Here we encounter yet another pitfall. Usually, when we get together to exchange views about knowledge and its practices or when specific issues require collaborative efforts (as, for instance, Horizon Europe’s mission-driven research in areas such as health or climate change), we come together as artists or as scientists bringing with us resources of distinct disciplines. In an interdisciplinary methodological approach often referred to as ‘triangulation’, it is assumed that the understanding of a shared object of knowledge will be differentially enriched, and I don’t doubt that this is the case. However, what if the very nature of these objects rests on presuppositions not equally shared between the disciplines, for instance, what acceptable knowledges are, what problems are and what our societal missions amount to? (While sounding great on paper, ‘high risk/high gain’ strategies seem designed to be biased if assessment processes or conceptual frameworks perpetuate historical relations that for many have resulted in the current existential problems in the first place.)

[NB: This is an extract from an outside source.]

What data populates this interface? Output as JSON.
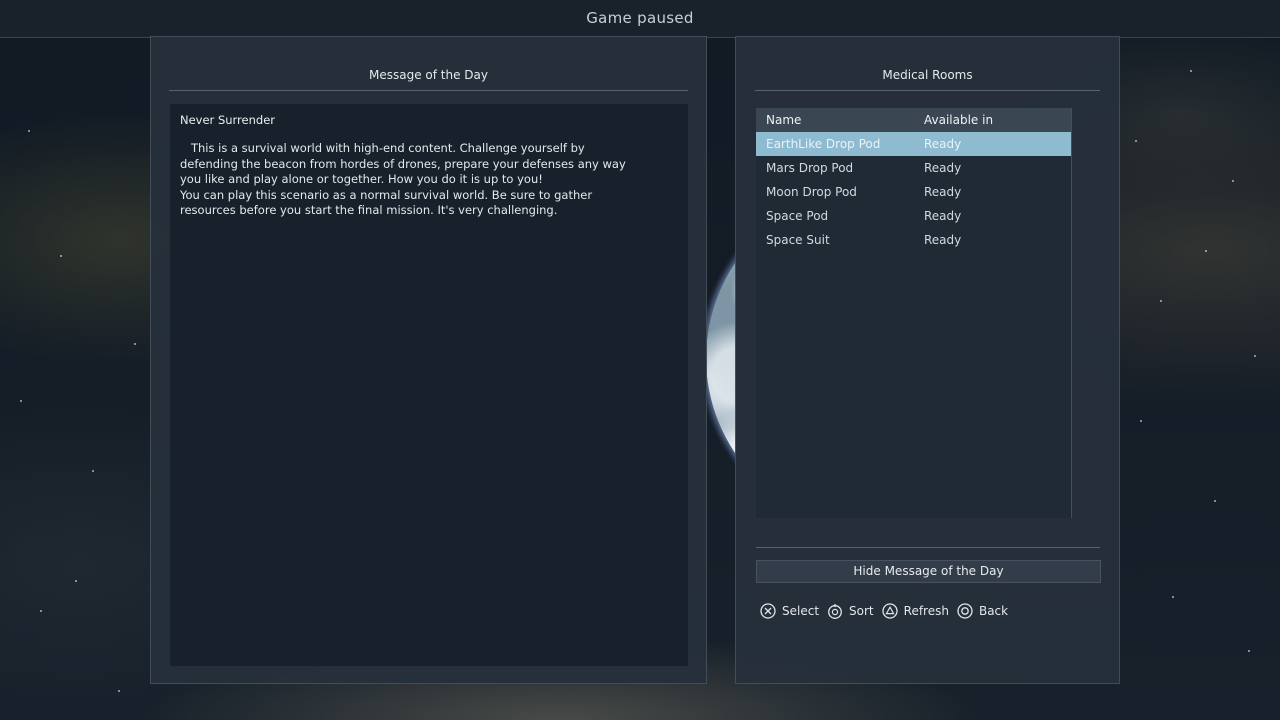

I am very much convinced that interdisciplinarity can only scratch the surface (contra Barry, Born, and Weszkalnys 2008), since the historical import of the disciplines (their history as well as their historicity) situates whatever encounter or exchange there might be in particular ways. Even if, within my own discipline, I may have gained a sense of its constitutional problems, I will quite likely operate with a comparably superficial image of the other disciplines around the table. Not withstanding our own shortcomings as artists entering interdisciplinary settings, it is striking how little understanding of contemporary art is commonly shared – a delay of about fifty years would not surprise me. If the same is true for artists’ understanding of contemporary science, we can get a sense of the historical gulf that needs to be negotiated within interdisciplinary projects.

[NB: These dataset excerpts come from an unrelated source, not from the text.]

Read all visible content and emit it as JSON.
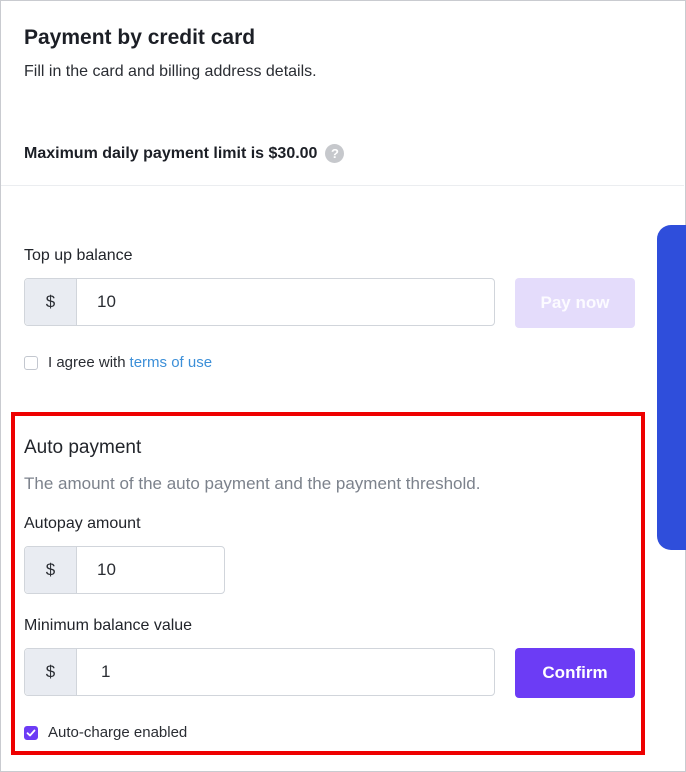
{
  "header": {
    "title": "Payment by credit card",
    "subtitle": "Fill in the card and billing address details.",
    "limit_text": "Maximum daily payment limit is $30.00",
    "help_icon": "question-circle-icon"
  },
  "topup": {
    "label": "Top up balance",
    "currency": "$",
    "amount": "10",
    "pay_button": "Pay now",
    "agree_text": "I agree with",
    "terms_link": "terms of use",
    "agree_checked": false
  },
  "auto_payment": {
    "title": "Auto payment",
    "description": "The amount of the auto payment and the payment threshold.",
    "autopay_label": "Autopay amount",
    "autopay_currency": "$",
    "autopay_amount": "10",
    "min_balance_label": "Minimum balance value",
    "min_balance_currency": "$",
    "min_balance_value": "1",
    "confirm_button": "Confirm",
    "auto_charge_label": "Auto-charge enabled",
    "auto_charge_checked": true
  },
  "colors": {
    "accent": "#6c3cf5",
    "accent_disabled": "#e4dcfb",
    "side_tab": "#2f4edb",
    "highlight": "#ee0000",
    "link": "#3c8fd8"
  }
}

By focusing on the practices of the sciences, Science and Technology Studies (STS) has made huge inroads into the social and historical dimensions of science as well as issues of representation. While artistic research can take much inspiration from STS and despite its status as a fringe phenomenon of the (techno) sciences (that does not necessarily feed back into scientific developments), I don’t have the impression that a nexus fundamental enough has yet developed. Arguably, STS itself can be seen as remaining too scientific – its engagement with modes of presentation as not creative enough – to meaningfully link contemporary studio and laboratory practices outside art/science dichotomies. Hypothetically speaking, could it be that artistic research is to art what STS is to science, some form of reflective/creative extension amplifying some of the respective foundations and critically intercepting some of the presuppositions at play when the disciplines procreate, an analogy that prevents us from conflating fundamental differences in what has been termed a ‘third culture’?

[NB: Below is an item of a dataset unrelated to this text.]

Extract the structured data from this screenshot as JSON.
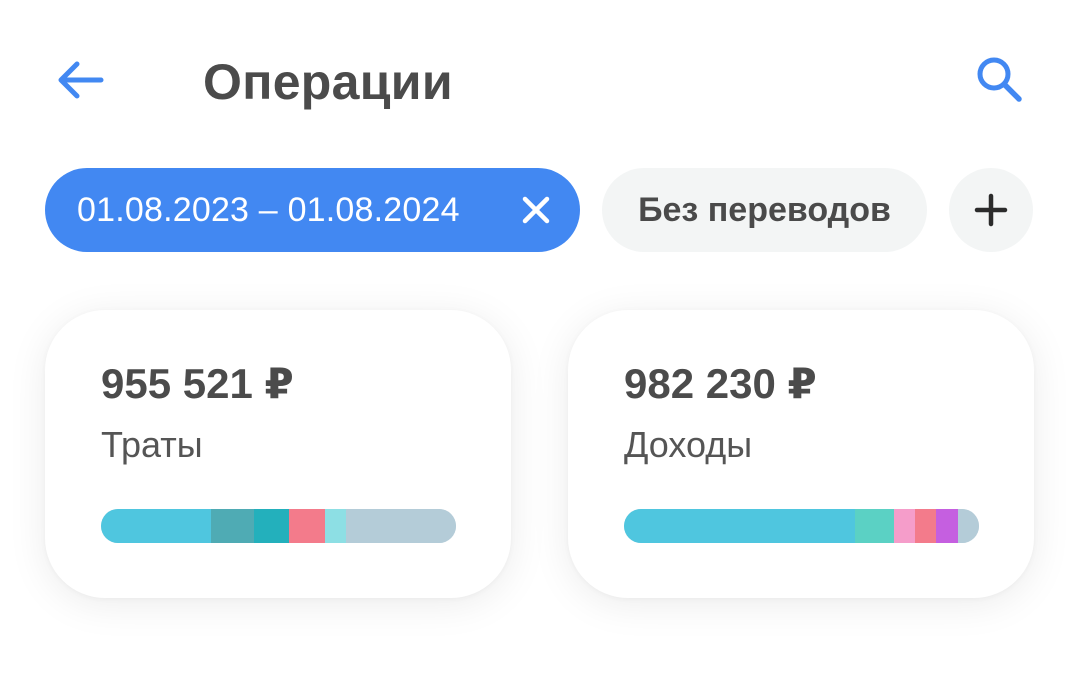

While it may be interesting to focus a little longer on the disciplinary territory that may emerge with such speculations, my own interest in artistic research has not been to define what it is, but to utilize some of the affordances of this as yet under-defined concept. More specifically, I have been interested in how forms (forms of art as well as forms of knowledge) emerge from specific material practices. In this respect, I concur with Hans-Jörg Rheinberger’s approach that maintains art and science as historically distinct cultural activities while seeking ‘an assessment of basic similarities with respect to the creation of artistic effects and the creation of knowledge effects’ (Rheinberger 2018, 248). Rheinberger’s ‘epistemology from below’ (Rheinberger 2023, 65), seeks insights ‘less into what they [scientists and artists] say, but more into what they do’ (ibid.). In my understanding, this means that we should not necessarily hope for a bridge to be built between science and art on a disciplinary level (or for a shared interest in their respective objects), but for mutually relevant practices of origination, which have ‘remained epistemologically underexposed, despite the efforts of the contemporary practice turn in sociology, history, and, more recently, philosophy of science’ (Rheinberger 2023, 47).

 

3

If there were nothing new under the sun, the question of origination would have to be asked on a very fundamental basis – certainly beyond the scope of this paper. However, within historical societies, we assume not only that change does happen, but, more importantly, that what is new in a change cannot be predicted – if it were, it would, in a sense, already have been given contracting the very possibility of historical change. We use the notion of ‘research’ for organized efforts to bring about novelty mainly in terms of understanding but also in terms of making. In fact, as part of the practice-turn, and in particular in the context of art, both activities, understanding and making, are always at play together: practice without theory seems ‘blind’ and theory without practice seems ‘empty’, to borrow a famous Kant passage (Kant 1998, A51 = B75).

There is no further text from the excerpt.